For prediction errors that are sampled from an unknown distribution with mean $\mu$ , and variance $s^2$ , their algorithm acheives an expected cost of $O(\log^2{|\mu| + s^2})$ . That means $O(1)$ for distributions with constant mean and variance.

Optimality

They claim that their algorithm is optimal. Following their prediction model, they prove that any deterministic list labeling algorithm must acheive $\Omega(\log^2{\eta})$ .

Open Questions.

Well, there is a big problem they don't highlight in their paper: If only one prediction was maximally bad, and the rest were perfect, their algorithm will still incur $O(\log^2{\eta})$ . I will explain this in good detail in a later post!!

References

McCauley, S., Moseley, B., Niaparast, A., & Singh, S. (2023).
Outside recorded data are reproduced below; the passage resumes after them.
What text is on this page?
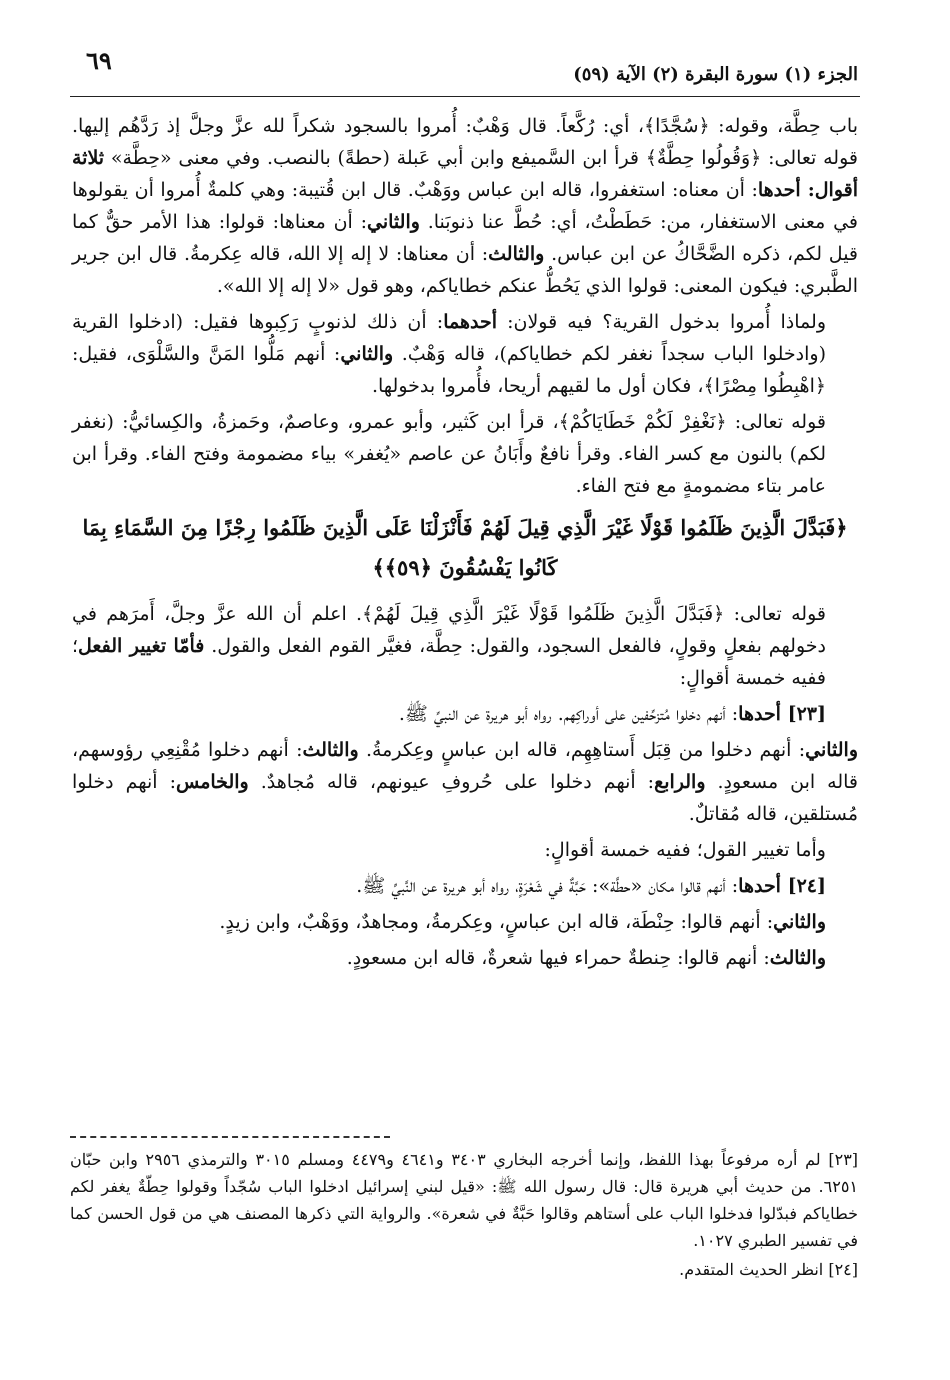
٦٩	الجزء (١) سورة البقرة (٢) الآية (٥٩)

باب حِطَّة، وقوله: ﴿سُجَّدًا﴾، أي: رُكَّعاً. قال وَهْبٌ: أُمروا بالسجود شكراً لله عزَّ وجلَّ إذ رَدَّهُم إليها. قوله تعالى: ﴿وَقُولُوا حِطَّةٌ﴾ قرأ ابن السَّميفع وابن أبي عَبلة (حطةً) بالنصب. وفي معنى «حِطَّة» ثلاثة أقوال: أحدها: أن معناه: استغفروا، قاله ابن عباس ووَهْبٌ. قال ابن قُتيبة: وهي كلمةٌ أُمروا أن يقولوها في معنى الاستغفار، من: حَطَطْتُ، أي: حُطَّ عنا ذنوبَنا. والثاني: أن معناها: قولوا: هذا الأمر حقٌّ كما قيل لكم، ذكره الضَّحَّاكُ عن ابن عباس. والثالث: أن معناها: لا إله إلا الله، قاله عِكرمةُ. قال ابن جرير الطَّبري: فيكون المعنى: قولوا الذي يَحُطُّ عنكم خطاياكم، وهو قول «لا إله إلا الله».

ولماذا أُمروا بدخول القرية؟ فيه قولان: أحدهما: أن ذلك لذنوبٍ رَكِبوها فقيل: (ادخلوا القرية (وادخلوا الباب سجداً نغفر لكم خطاياكم)، قاله وَهْبٌ. والثاني: أنهم مَلُّوا المَنَّ والسَّلْوَى، فقيل: ﴿اهْبِطُوا مِصْرًا﴾، فكان أول ما لقيهم أريحا، فأُمروا بدخولها.

قوله تعالى: ﴿نَغْفِرْ لَكُمْ خَطَايَاكُمْ﴾، قرأ ابن كَثير، وأبو عمرو، وعاصمٌ، وحَمزةُ، والكِسائيُّ: (نغفر لكم) بالنون مع كسر الفاء. وقرأ نافعٌ وأَبَانُ عن عاصم «يُغفر» بياء مضمومة وفتح الفاء. وقرأ ابن عامر بتاء مضمومةٍ مع فتح الفاء.

﴿فَبَدَّلَ الَّذِينَ ظَلَمُوا قَوْلًا غَيْرَ الَّذِي قِيلَ لَهُمْ فَأَنْزَلْنَا عَلَى الَّذِينَ ظَلَمُوا رِجْزًا مِنَ السَّمَاءِ بِمَا كَانُوا يَفْسُقُونَ ﴿٥٩﴾﴾

قوله تعالى: ﴿فَبَدَّلَ الَّذِينَ ظَلَمُوا قَوْلًا غَيْرَ الَّذِي قِيلَ لَهُمْ﴾. اعلم أن الله عزَّ وجلَّ، أَمرَهم في دخولهم بفعلٍ وقولٍ، فالفعل السجود، والقول: حِطَّة، فغيَّر القوم الفعل والقول. فأمّا تغيير الفعل؛ ففيه خمسة أقوالٍ:

[٢٣] أحدها: أنهم دخلوا مُتزحِّفين على أوراكِهم. رواه أبو هريرة عن النبيِّ ﷺ.

والثاني: أنهم دخلوا من قِبَل أَستاهِهِم، قاله ابن عباسٍ وعِكرمةُ. والثالث: أنهم دخلوا مُقْنِعِي رؤوسهم، قاله ابن مسعودٍ. والرابع: أنهم دخلوا على حُروفِ عيونهم، قاله مُجاهدٌ. والخامس: أنهم دخلوا مُستلقين، قاله مُقاتلٌ.

وأما تغيير القول؛ ففيه خمسة أقوالٍ:

[٢٤] أحدها: أنهم قالوا مكان «حطَّة»: حَبَّةٌ في شَعْرَةٍ، رواه أبو هريرة عن النَّبيِّ ﷺ.

والثاني: أنهم قالوا: حِنْطَة، قاله ابن عباسٍ، وعِكرمةُ، ومجاهدٌ، ووَهْبٌ، وابن زيدٍ.

والثالث: أنهم قالوا: حِنطةٌ حمراء فيها شعرةٌ، قاله ابن مسعودٍ.

[٢٣] لم أره مرفوعاً بهذا اللفظ، وإنما أخرجه البخاري ٣٤٠٣ و٤٦٤١ و٤٤٧٩ ومسلم ٣٠١٥ والترمذي ٢٩٥٦ وابن حبّان ٦٢٥١. من حديث أبي هريرة قال: قال رسول الله ﷺ: «قيل لبني إسرائيل ادخلوا الباب سُجّداً وقولوا حِطّةٌ يغفر لكم خطاياكم فبدّلوا فدخلوا الباب على أستاهم وقالوا حَبَّةٌ في شعرة». والرواية التي ذكرها المصنف هي من قول الحسن كما في تفسير الطبري ١٠٢٧.

[٢٤] انظر الحديث المتقدم.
Online List Labeling with Predictions. arXiv:2305.10536
Bender, Michael A., Alex Conway, Martín Farach-Colton, Hanna Komlós, Michal Koucký, William Kuszmaul, and Michael Saks. Nearly Optimal List Labeling. arXiv, 2024. https://doi.org/10.48550/arXiv.2405.00807
Bender, M. A., Demaine, E. D., & Farach-Colton, M. (2000). Cache-oblivious B-trees. In Proceedings of the 41st Annual Symposium on Foundations of Computer Science (pp. 399–409). IEEE.